Angell has served as bishop of Vermont's 148,000 Roman Catholics since 1992, when he also came from a high-ranking post in the Rhode Island diocese. He said he knew Matano then and has great respect for him.

"I think he will be a loving father, brother," said Angell. "I think he will be a loving priest toward his people."

Matano will be ordained in his new role April 19. Angell will resign Aug. 3, his 75th birthday. Once the Vatican accepts Angell's resignation, Matano would then become bishop.

Matano was born in Providence and did his seminary studies at the Our Lady of Providence Seminary College in Warwick, R.I., and at the Pontifical Gregorian University in Rome.

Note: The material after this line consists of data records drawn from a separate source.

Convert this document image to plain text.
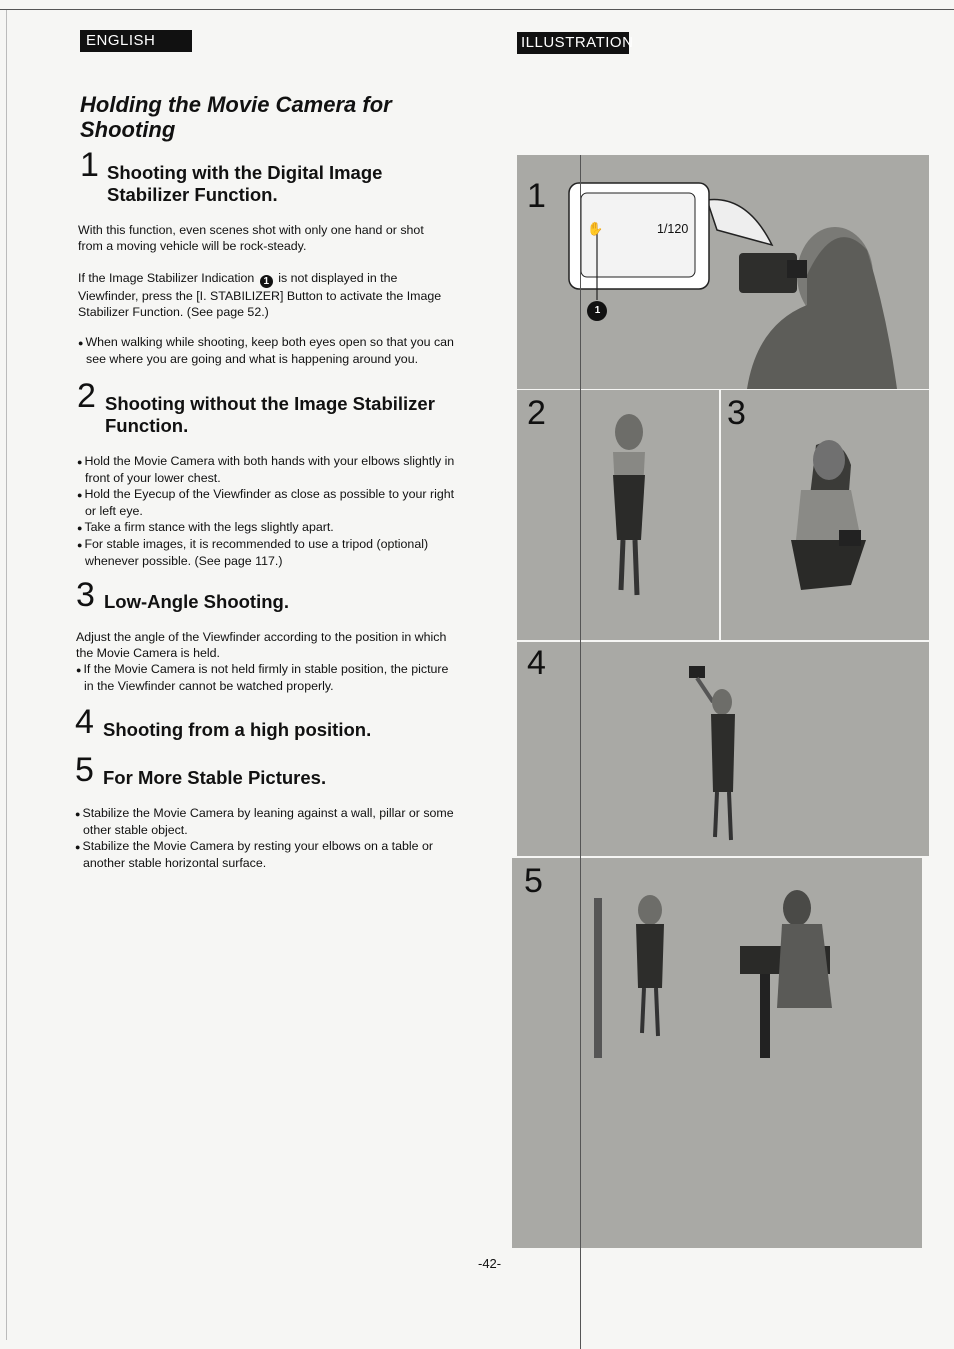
ENGLISH	ILLUSTRATION
Holding the Movie Camera for
Shooting
1 Shooting with the Digital Image
Stabilizer Function.
With this function, even scenes shot with only one hand or shot from a moving vehicle will be rock-steady.
If the Image Stabilizer Indication 1 is not displayed in the Viewfinder, press the [I. STABILIZER] Button to activate the Image Stabilizer Function. (See page 52.)
● When walking while shooting, keep both eyes open so that you can see where you are going and what is happening around you.
2 Shooting without the Image Stabilizer
Function.
● Hold the Movie Camera with both hands with your elbows slightly in front of your lower chest.
● Hold the Eyecup of the Viewfinder as close as possible to your right or left eye.
● Take a firm stance with the legs slightly apart.
● For stable images, it is recommended to use a tripod (optional) whenever possible. (See page 117.)
3 Low-Angle Shooting.
Adjust the angle of the Viewfinder according to the position in which the Movie Camera is held.
● If the Movie Camera is not held firmly in stable position, the picture in the Viewfinder cannot be watched properly.
4 Shooting from a high position.
5 For More Stable Pictures.
● Stabilize the Movie Camera by leaning against a wall, pillar or some other stable object.
● Stabilize the Movie Camera by resting your elbows on a table or another stable horizontal surface.
1
✋	1/120
1
2	3
4
5
-42-
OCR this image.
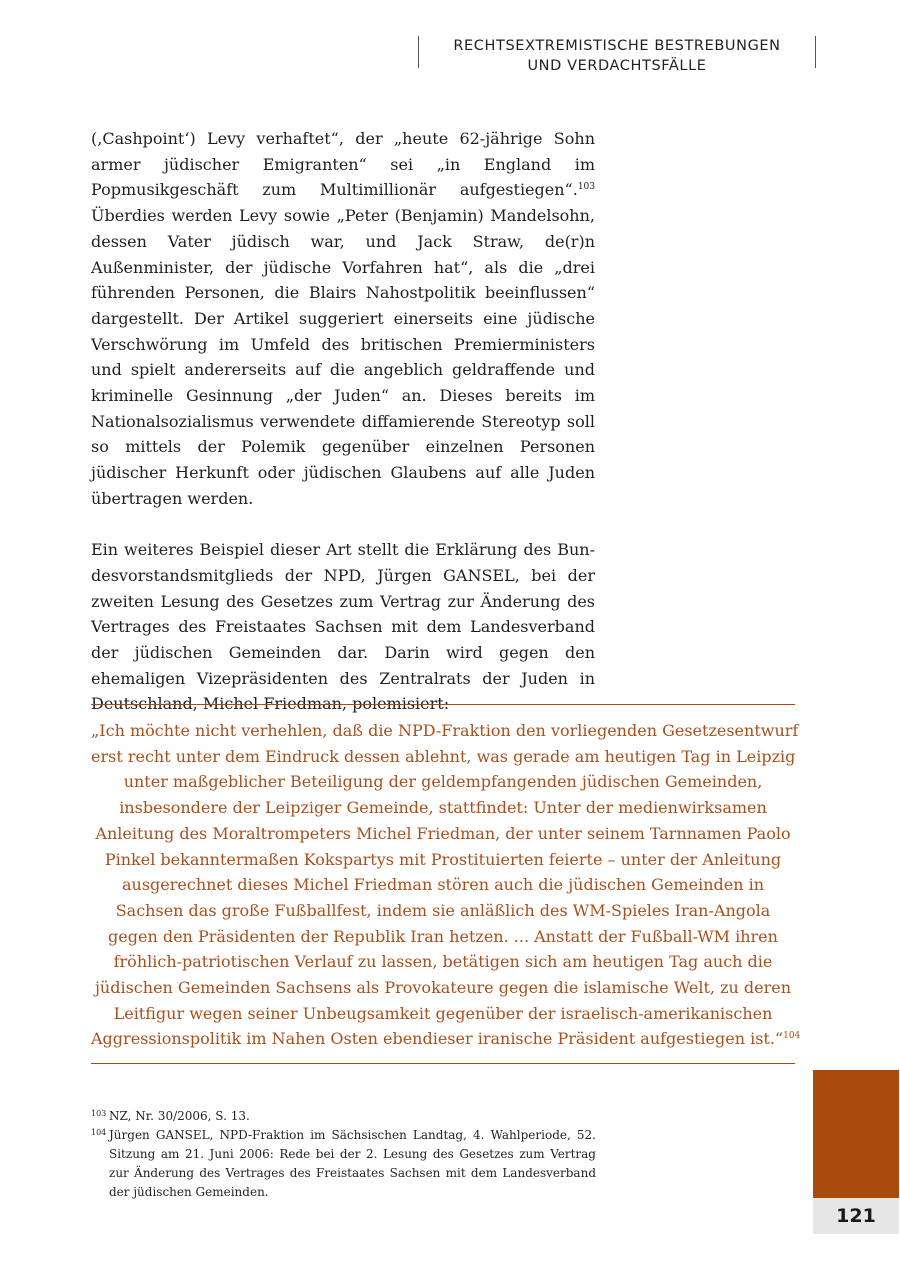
RECHTSEXTREMISTISCHE BESTREBUNGEN
UND VERDACHTSFÄLLE

(‚Cashpoint‘) Levy verhaftet“, der „heute 62-jährige Sohn armer jüdischer Emigranten“ sei „in England im Popmusikgeschäft zum Multimillionär aufgestiegen“.$^{103}$ Überdies werden Levy sowie „Peter (Benjamin) Mandelsohn, dessen Vater jüdisch war, und Jack Straw, de(r)n Außenminister, der jüdische Vorfahren hat“, als die „drei führenden Personen, die Blairs Nahostpolitik beeinflussen“ dargestellt. Der Artikel suggeriert einerseits eine jüdische Verschwörung im Umfeld des britischen Premierministers und spielt andererseits auf die angeblich geldraffende und kriminelle Gesinnung „der Juden“ an. Dieses bereits im Nationalsozialismus verwendete diffamierende Stereotyp soll so mittels der Polemik gegenüber einzelnen Personen jüdischer Herkunft oder jüdischen Glaubens auf alle Juden übertragen werden.

Ein weiteres Beispiel dieser Art stellt die Erklärung des Bundesvorstandsmitglieds der NPD, Jürgen GANSEL, bei der zweiten Lesung des Gesetzes zum Vertrag zur Änderung des Vertrages des Freistaates Sachsen mit dem Landesverband der jüdischen Gemeinden dar. Darin wird gegen den ehemaligen Vizepräsidenten des Zentralrats der Juden in Deutschland, Michel Friedman, polemisiert:

„Ich möchte nicht verhehlen, daß die NPD-Fraktion den vorliegenden Gesetzesentwurf
erst recht unter dem Eindruck dessen ablehnt, was gerade am heutigen Tag in Leipzig
unter maßgeblicher Beteiligung der geldempfangenden jüdischen Gemeinden,
insbesondere der Leipziger Gemeinde, stattfindet: Unter der medienwirksamen
Anleitung des Moraltrompeters Michel Friedman, der unter seinem Tarnnamen Paolo
Pinkel bekanntermaßen Kokspartys mit Prostituierten feierte – unter der Anleitung
ausgerechnet dieses Michel Friedman stören auch die jüdischen Gemeinden in
Sachsen das große Fußballfest, indem sie anläßlich des WM-Spieles Iran-Angola
gegen den Präsidenten der Republik Iran hetzen. ... Anstatt der Fußball-WM ihren
fröhlich-patriotischen Verlauf zu lassen, betätigen sich am heutigen Tag auch die
jüdischen Gemeinden Sachsens als Provokateure gegen die islamische Welt, zu deren
Leitfigur wegen seiner Unbeugsamkeit gegenüber der israelisch-amerikanischen
Aggressionspolitik im Nahen Osten ebendieser iranische Präsident aufgestiegen ist.“$^{104}$
103 NZ, Nr. 30/2006, S. 13.
104 Jürgen GANSEL, NPD-Fraktion im Sächsischen Landtag, 4. Wahlperiode, 52. Sitzung am 21. Juni 2006: Rede bei der 2. Lesung des Gesetzes zum Vertrag zur Änderung des Vertrages des Freistaates Sachsen mit dem Landesverband der jüdischen Gemeinden.
121
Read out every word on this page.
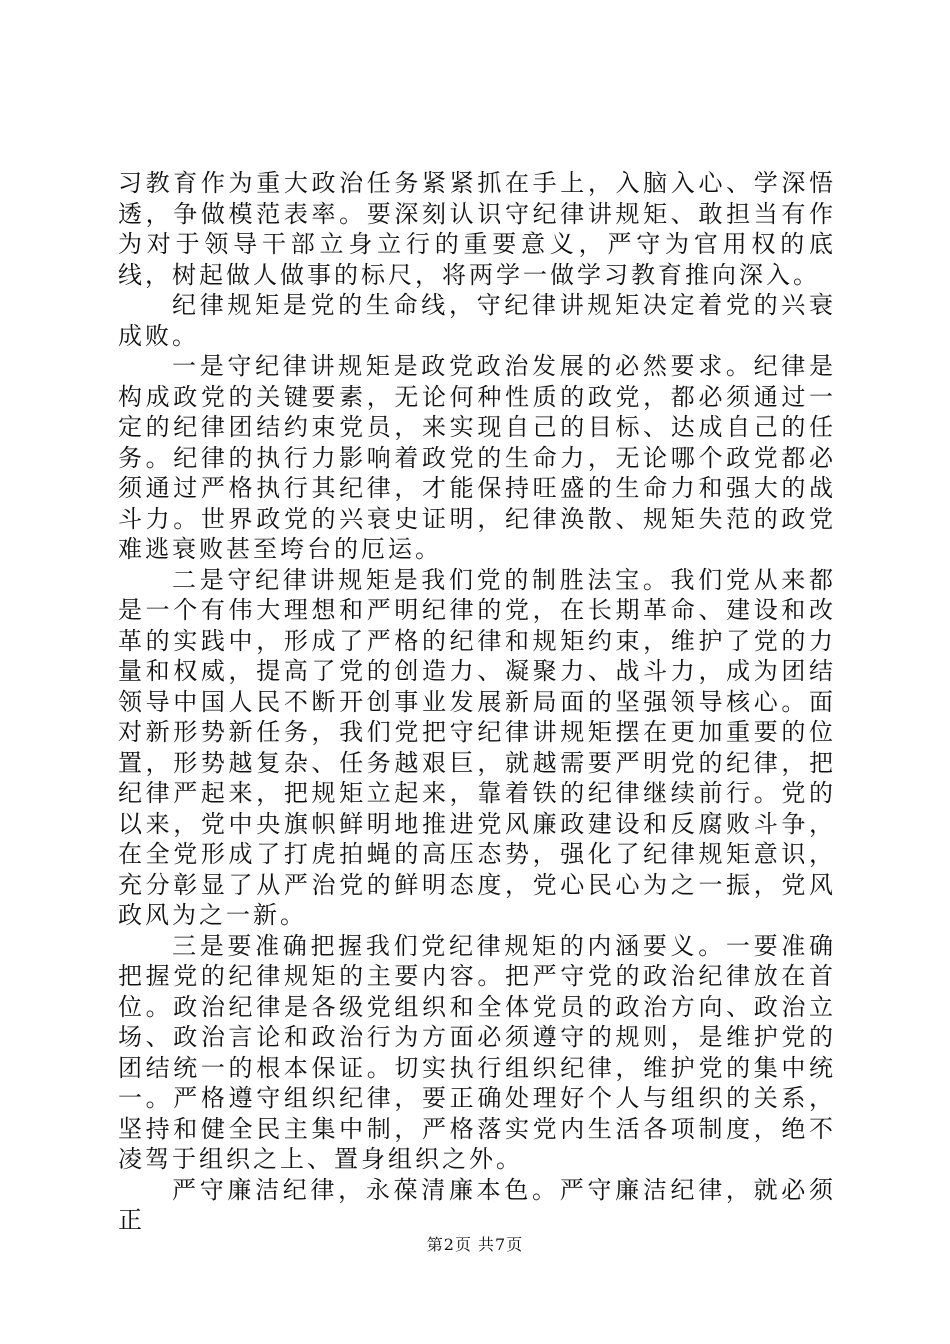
习教育作为重大政治任务紧紧抓在手上，入脑入心、学深悟透，争做模范表率。要深刻认识守纪律讲规矩、敢担当有作为对于领导干部立身立行的重要意义，严守为官用权的底线，树起做人做事的标尺，将两学一做学习教育推向深入。

纪律规矩是党的生命线，守纪律讲规矩决定着党的兴衰成败。

一是守纪律讲规矩是政党政治发展的必然要求。纪律是构成政党的关键要素，无论何种性质的政党，都必须通过一定的纪律团结约束党员，来实现自己的目标、达成自己的任务。纪律的执行力影响着政党的生命力，无论哪个政党都必须通过严格执行其纪律，才能保持旺盛的生命力和强大的战斗力。世界政党的兴衰史证明，纪律涣散、规矩失范的政党难逃衰败甚至垮台的厄运。

二是守纪律讲规矩是我们党的制胜法宝。我们党从来都是一个有伟大理想和严明纪律的党，在长期革命、建设和改革的实践中，形成了严格的纪律和规矩约束，维护了党的力量和权威，提高了党的创造力、凝聚力、战斗力，成为团结领导中国人民不断开创事业发展新局面的坚强领导核心。面对新形势新任务，我们党把守纪律讲规矩摆在更加重要的位置，形势越复杂、任务越艰巨，就越需要严明党的纪律，把纪律严起来，把规矩立起来，靠着铁的纪律继续前行。党的以来，党中央旗帜鲜明地推进党风廉政建设和反腐败斗争，在全党形成了打虎拍蝇的高压态势，强化了纪律规矩意识，充分彰显了从严治党的鲜明态度，党心民心为之一振，党风政风为之一新。

三是要准确把握我们党纪律规矩的内涵要义。一要准确把握党的纪律规矩的主要内容。把严守党的政治纪律放在首位。政治纪律是各级党组织和全体党员的政治方向、政治立场、政治言论和政治行为方面必须遵守的规则，是维护党的团结统一的根本保证。切实执行组织纪律，维护党的集中统一。严格遵守组织纪律，要正确处理好个人与组织的关系，坚持和健全民主集中制，严格落实党内生活各项制度，绝不凌驾于组织之上、置身组织之外。

严守廉洁纪律，永葆清廉本色。严守廉洁纪律，就必须正

第2页 共7页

He was ordained a priest in 1971 and served in several posts in the Diocese of Providence, including parish pastor, teacher at Our Lady of Providence Seminary High School, high-ranking administrator in the diocese and lecturer at Providence College at both the undergraduate and graduate levels.

In 2000, Matano moved to Washington, where he has served as secretary to the papal nuncio, who represents the Vatican in its dealings with the U.S. government. The nuncio, Archbishop Gabriel Montalvo, made the official announcement of Matano's appointment as Burlington bishop on Thursday.

Bishop Robert Mulvee of Providence issued a statement congratulating his longtime colleague on the appointment.

"Given his vast experience, there is no doubt that he will be a great help to Bishop Angell as he works with him and eventually succeeds him as bishop of Burlington," the statement said.

For many Vermonters Angell gave the Sept. 11, 2001, attacks on the United States a personal face. Angell's brother David Angell and his wife Lynn were in one of the planes that hit the World Trade Center in New York.

During his dozen years in Vermont, Angell has led the church's opposition to such emotional issues as abortion rights and civil unions.

But Angell said at the news conference that the most difficult challenge he faced in Vermont was leading the church during the revelations about the sexual abuse of children by priests.

"People have been so shocked by all of this and it's a wonderful compliment to us really, in the sense that they expect so much more of us than anyone else and we shouldn't fail them," Angell said. "It's been very difficult and difficult for these priests too (who) have been in trouble.

"The victims first and foremost have my concern. After that I think of the priests how because of one, one little lapse or something, something terrible happened. I can't help but feel sorry for them. I decry what they did."

Matano also said the church was going through a challenging period. About 75 percent of Vermont Catholics do not participate in the life of the church, Matano said.

"That's significant. That means a lot of education has to continue and a lot of work does have to be done," Matano said.

"We are a people of hope. I mean we have had other times in the church's history when we've had difficulty but we have endured. It is probably the oldest institution in western civilization," Matano said. "So I have every hope that with the help and support of the people the ship will continue to sail and grow stronger."

Angell said that once he retires he expects to split his time between Vermont and Rhode Island.

"I am just happy that I will hopefully be able to retire and leave all of this in the capable hands of this new bishop," Angell said.